Addie took both pictures down from their positions next to her bed and looked at both. The memories of both came flowing back into her consciousness and she felt the tears come to her eyes. She didn’t know how she would choose between the two sports, as they both brought something special and different to her life. You could say that running was her first love. Never all that great at anything that required outstanding hand-to-eye coordination, she always was the leader of the gym class in the warm up laps around the field. Add a soccer ball to her feet, she would stumble. Hand her a football, it would most likely connect with the receiver’s head. Tell her to run two miles, she would leave her classmates in her dust. Hurdles were a challenge at first, but once she got into the rhythm of them, she excelled at that as well. Running was her outlet, it helped her release stress and her thoughts. Going for a quick mile run before she began her homework throughout middle school allowed her to focus better on her reading or math problems.

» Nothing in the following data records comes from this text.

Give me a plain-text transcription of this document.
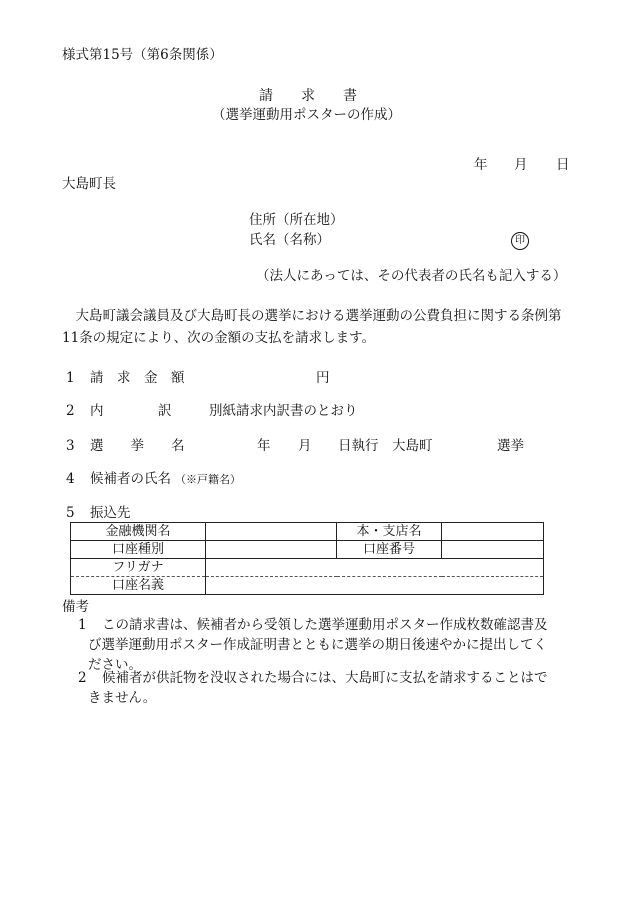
様式第15号（第6条関係）
請　　求　　書
（選挙運動用ポスターの作成）
年 月 日
大島町長
住所（所在地）
氏名（名称）	印
（法人にあっては、その代表者の氏名も記入する）
　大島町議会議員及び大島町長の選挙における選挙運動の公費負担に関する条例第11条の規定により、次の金額の支払を請求します。
1 請　求　金　額	円
2 内	訳	別紙請求内訳書のとおり
3 選　　挙　　名	年 月 日執行　大島町	選挙
4 候補者の氏名 （※戸籍名）
5 振込先
金融機関名		本・支店名	
口座種別		口座番号	
フリガナ			
口座名義			
備考
1	この請求書は、候補者から受領した選挙運動用ポスター作成枚数確認書及び選挙運動用ポスター作成証明書とともに選挙の期日後速やかに提出してください。
2	候補者が供託物を没収された場合には、大島町に支払を請求することはできません。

Swimming was a different story. Her parents dipped her in the baby pool at the local YMCA when she was four and enrolled her in swim lessons when she was six. Tommy had taken to the water right away, he always eager to go to lessons and when he got older, team practice, but Addie was the complete opposite. She cried the first time her mom dropped her off with the swim instructor with her ratty towel and pink goggles in hand. She barely made it through her first swim race without drowning because she was choking on her sobs. Every summer, Addie and Tommy would join the other community kids on the swim team, sucking on lemons and candy canes between races and playing hide and seek when they should have been lining up for their heats. But swimming was never something that Addie considered a passion. When Tommy, joined the competitive year-round club swim team during his freshman year of high school, he became fast friends with Michael. Michael, who was a year older than Tommy, was considered the fastest boy in Maryland. Tall, lean and muscular, he was already being scouted by some of the best colleges in the nation as the top recruit and a potential Olympian. Addie became infatuated with him the minute Tommy had invited Michael over to play video games.


Yes, Addie joined the swim team in order to see Michael more. Is she proud of the fact that she got involved in something for such a shallow reason? No. Did Michael in a speedo make her quickly forget her guilt? Yes.

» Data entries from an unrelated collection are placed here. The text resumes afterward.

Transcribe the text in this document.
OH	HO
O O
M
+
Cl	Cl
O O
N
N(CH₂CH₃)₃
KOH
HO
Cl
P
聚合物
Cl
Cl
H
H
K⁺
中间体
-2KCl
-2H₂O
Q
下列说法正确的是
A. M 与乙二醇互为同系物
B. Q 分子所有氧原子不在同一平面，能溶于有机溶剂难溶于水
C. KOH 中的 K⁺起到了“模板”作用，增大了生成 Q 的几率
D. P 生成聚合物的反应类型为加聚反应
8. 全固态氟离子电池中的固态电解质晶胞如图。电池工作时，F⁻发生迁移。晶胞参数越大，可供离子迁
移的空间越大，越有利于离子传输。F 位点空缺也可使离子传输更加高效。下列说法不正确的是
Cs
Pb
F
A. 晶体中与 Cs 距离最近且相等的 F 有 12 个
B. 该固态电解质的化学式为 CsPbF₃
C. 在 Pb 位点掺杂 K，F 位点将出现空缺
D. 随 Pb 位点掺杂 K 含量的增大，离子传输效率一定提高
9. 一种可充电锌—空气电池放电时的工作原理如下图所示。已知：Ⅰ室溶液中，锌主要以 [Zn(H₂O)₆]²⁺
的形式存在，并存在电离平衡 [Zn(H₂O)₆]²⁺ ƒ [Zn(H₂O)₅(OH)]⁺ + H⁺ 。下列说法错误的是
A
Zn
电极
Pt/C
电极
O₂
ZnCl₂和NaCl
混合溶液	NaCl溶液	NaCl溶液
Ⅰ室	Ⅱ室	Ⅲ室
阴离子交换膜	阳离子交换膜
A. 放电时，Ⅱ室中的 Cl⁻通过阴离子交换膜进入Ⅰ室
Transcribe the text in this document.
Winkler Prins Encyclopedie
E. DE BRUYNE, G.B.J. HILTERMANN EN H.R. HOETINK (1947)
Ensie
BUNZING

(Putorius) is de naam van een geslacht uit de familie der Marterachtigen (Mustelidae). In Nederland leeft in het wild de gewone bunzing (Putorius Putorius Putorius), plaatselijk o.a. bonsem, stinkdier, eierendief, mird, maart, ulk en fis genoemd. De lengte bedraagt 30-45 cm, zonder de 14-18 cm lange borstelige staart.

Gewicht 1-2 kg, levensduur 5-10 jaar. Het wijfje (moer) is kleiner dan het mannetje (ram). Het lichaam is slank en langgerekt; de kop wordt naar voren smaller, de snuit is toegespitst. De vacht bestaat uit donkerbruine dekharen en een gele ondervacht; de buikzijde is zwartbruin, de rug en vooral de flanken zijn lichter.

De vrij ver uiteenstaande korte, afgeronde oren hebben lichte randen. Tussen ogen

It turned out that once Addie dedicated more than just a few months in the summer to swimming, that she had some genuine natural talent. She dropped seconds nearly every time she raced in a meet in any stroke or distance, something that more seasoned swimmers were not accustomed to. After only six months, she had been moved up to the top group within the club which consisted of the most advanced swimmers, including her brother and Michael. The two siblings had never competed against each other and had for the most part gotten along throughout their childhood. Now, with thirteen year old Addie the quickly rising star throughout the club and fifteen year old Tommy struggling to keep up, swim practice became a challenge for coaches.

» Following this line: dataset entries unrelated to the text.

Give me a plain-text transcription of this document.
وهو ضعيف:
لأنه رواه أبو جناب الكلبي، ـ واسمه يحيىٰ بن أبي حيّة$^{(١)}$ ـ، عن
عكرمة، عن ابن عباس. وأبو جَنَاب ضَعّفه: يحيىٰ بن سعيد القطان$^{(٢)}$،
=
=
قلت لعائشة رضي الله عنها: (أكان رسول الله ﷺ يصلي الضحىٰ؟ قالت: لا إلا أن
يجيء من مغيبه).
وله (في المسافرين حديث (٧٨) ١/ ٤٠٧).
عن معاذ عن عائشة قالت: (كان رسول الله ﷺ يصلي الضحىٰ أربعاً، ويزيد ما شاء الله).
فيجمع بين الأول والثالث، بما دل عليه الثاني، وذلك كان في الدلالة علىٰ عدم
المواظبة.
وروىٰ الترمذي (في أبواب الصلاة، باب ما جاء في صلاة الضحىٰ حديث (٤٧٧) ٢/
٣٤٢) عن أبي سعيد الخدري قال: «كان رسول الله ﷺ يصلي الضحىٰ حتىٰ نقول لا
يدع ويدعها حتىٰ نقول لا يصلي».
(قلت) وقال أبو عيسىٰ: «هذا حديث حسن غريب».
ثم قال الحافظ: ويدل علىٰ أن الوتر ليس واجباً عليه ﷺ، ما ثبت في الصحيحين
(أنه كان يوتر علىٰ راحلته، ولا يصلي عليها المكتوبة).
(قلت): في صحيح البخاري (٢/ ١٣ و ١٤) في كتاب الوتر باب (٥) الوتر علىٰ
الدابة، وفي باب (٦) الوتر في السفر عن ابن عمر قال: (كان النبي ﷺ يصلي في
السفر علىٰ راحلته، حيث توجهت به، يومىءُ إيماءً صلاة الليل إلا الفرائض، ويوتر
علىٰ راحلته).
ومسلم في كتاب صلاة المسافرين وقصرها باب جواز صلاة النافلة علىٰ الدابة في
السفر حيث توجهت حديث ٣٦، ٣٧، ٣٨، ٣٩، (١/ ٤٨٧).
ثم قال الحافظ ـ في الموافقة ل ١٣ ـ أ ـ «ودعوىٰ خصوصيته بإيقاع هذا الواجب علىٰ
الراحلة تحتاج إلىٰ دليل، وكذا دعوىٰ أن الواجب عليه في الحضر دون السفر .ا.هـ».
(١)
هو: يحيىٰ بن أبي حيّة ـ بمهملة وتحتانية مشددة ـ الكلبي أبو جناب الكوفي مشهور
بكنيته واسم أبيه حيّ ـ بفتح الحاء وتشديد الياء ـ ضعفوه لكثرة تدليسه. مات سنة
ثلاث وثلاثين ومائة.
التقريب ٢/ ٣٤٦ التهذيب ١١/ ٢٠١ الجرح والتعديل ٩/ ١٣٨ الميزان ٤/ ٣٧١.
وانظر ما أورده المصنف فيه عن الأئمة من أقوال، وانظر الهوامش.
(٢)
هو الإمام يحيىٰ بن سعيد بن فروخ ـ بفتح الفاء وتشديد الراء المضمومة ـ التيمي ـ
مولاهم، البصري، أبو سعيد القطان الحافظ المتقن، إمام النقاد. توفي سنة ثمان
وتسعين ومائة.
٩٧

It didn’t take long for the club coaches to see that Tommy and Addie had developed a sort of sibling rivalry. Addie swam in the lane with the three other girls on the team and would edge her way to be leader of the lane in order to race against Tommy in the next lane over. Tommy would attempt to leave a second early on beep sprints because he didn’t want to be beaten by his little sister. She in turn would scream and holler every time Tommy’s hand left the wall ahead of the beep which would just cause her to leave even later. Being on the swim team together had brought them closer as they bonded over injuries, missed championship cuts and bad practices, but the competitiveness that developed would be engrained in both of them for the future.


Swimming and the team camaraderie that she was something that she felt was missing from her high school life of track and field. It allowed her to both release aggression and have fun. She knew that she wanted the challenge of helping Mark Penny exceed the expectations placed on his team. She wanted to be a Lady Tiger on the Towson Swimming and Diving team.